Target admitted today that approximately 40 million credit and debit card accounts are at risk from the breach. The affected accounts were compromised between Nov. 27 and Dec. 15, over the crucial Black Friday and Christmas holiday shopping period.
Though full details on the breach have not yet been made public, Target has confirmed that the data breach affects customers that shopped in physical Target stores in the United States. Target also has an online store as well as operations in Canada, though the company has not confirmed that those operations were impacted by the breach.
The data that the attackers were able to obtain includes customer names, the debit/credit card number, card expiration date as well as the three-digit Card Verification Value (CVV).
Target has also stated that the issue has been resolved at this point and the company is working with financial institutions and law-enforcement agencies.

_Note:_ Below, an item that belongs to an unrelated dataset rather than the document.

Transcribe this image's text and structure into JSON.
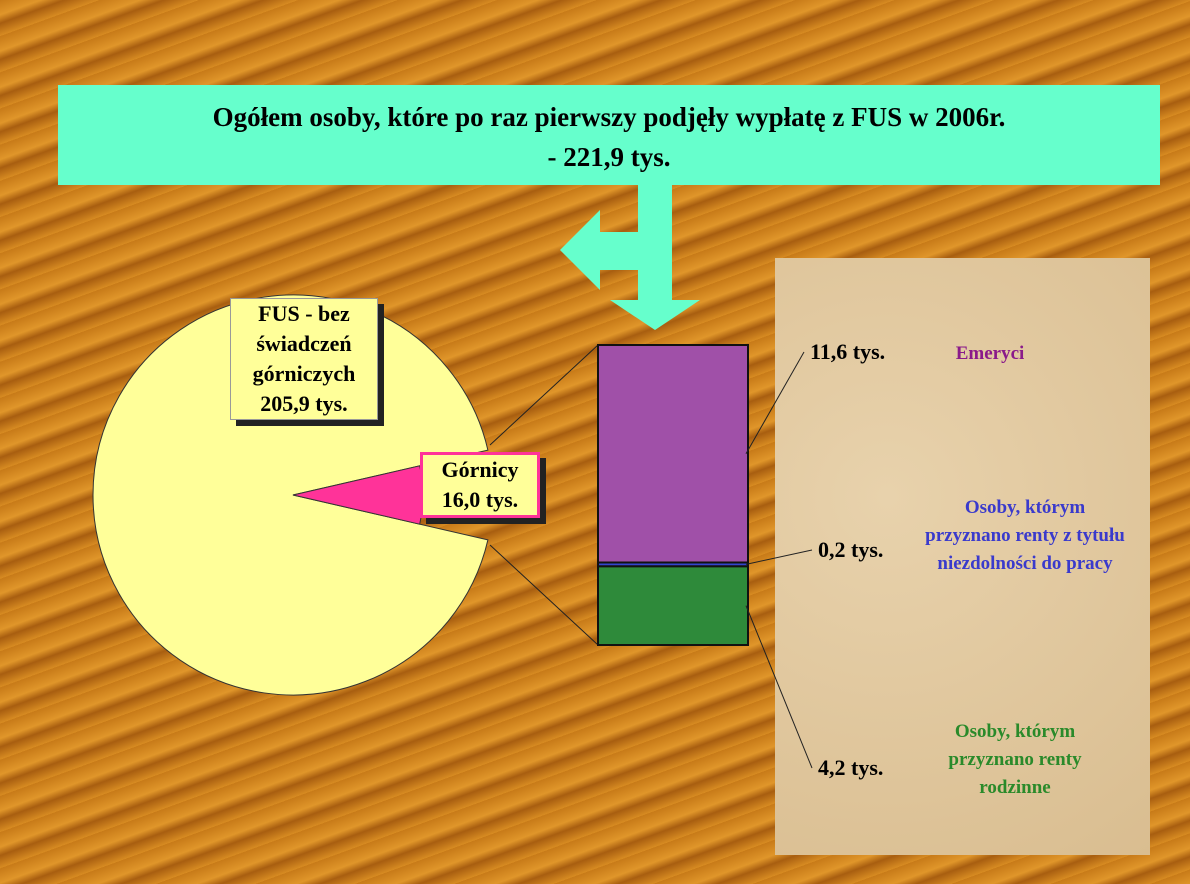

“Target’s first priority is preserving the trust of our guests, and we have moved swiftly to address this issue, so guests can shop with confidence,” Gregg Steinhafel, Target chairman, president and CEO, said in a statement. “We take this matter very seriously and are working with law enforcement to bring those responsible to justice.”
In an open letter published by Target today to its customers, the company provides a number of recommendations on what potential victims of the breach should do. Target recommends that retail customers should review their credit card account statements as well as monitor credit reports. Target advises retail customers to report any suspicious or unusual credit card activity to their financial institution.
Target also suggests that customers visit the U.S. Federal Trade Commission (FTC)’s ID Theft website at www.consumer.gov/idtheft for additional information and tips.
The Target breach is likely the largest breach of a U.S. retailer since at least 2006 when TJX reported a data breach affecting 46 million of its customers. A year after the TJX breach was first reported, the scope of the TJX breach widened, and as many a 96 million consumers were impacted.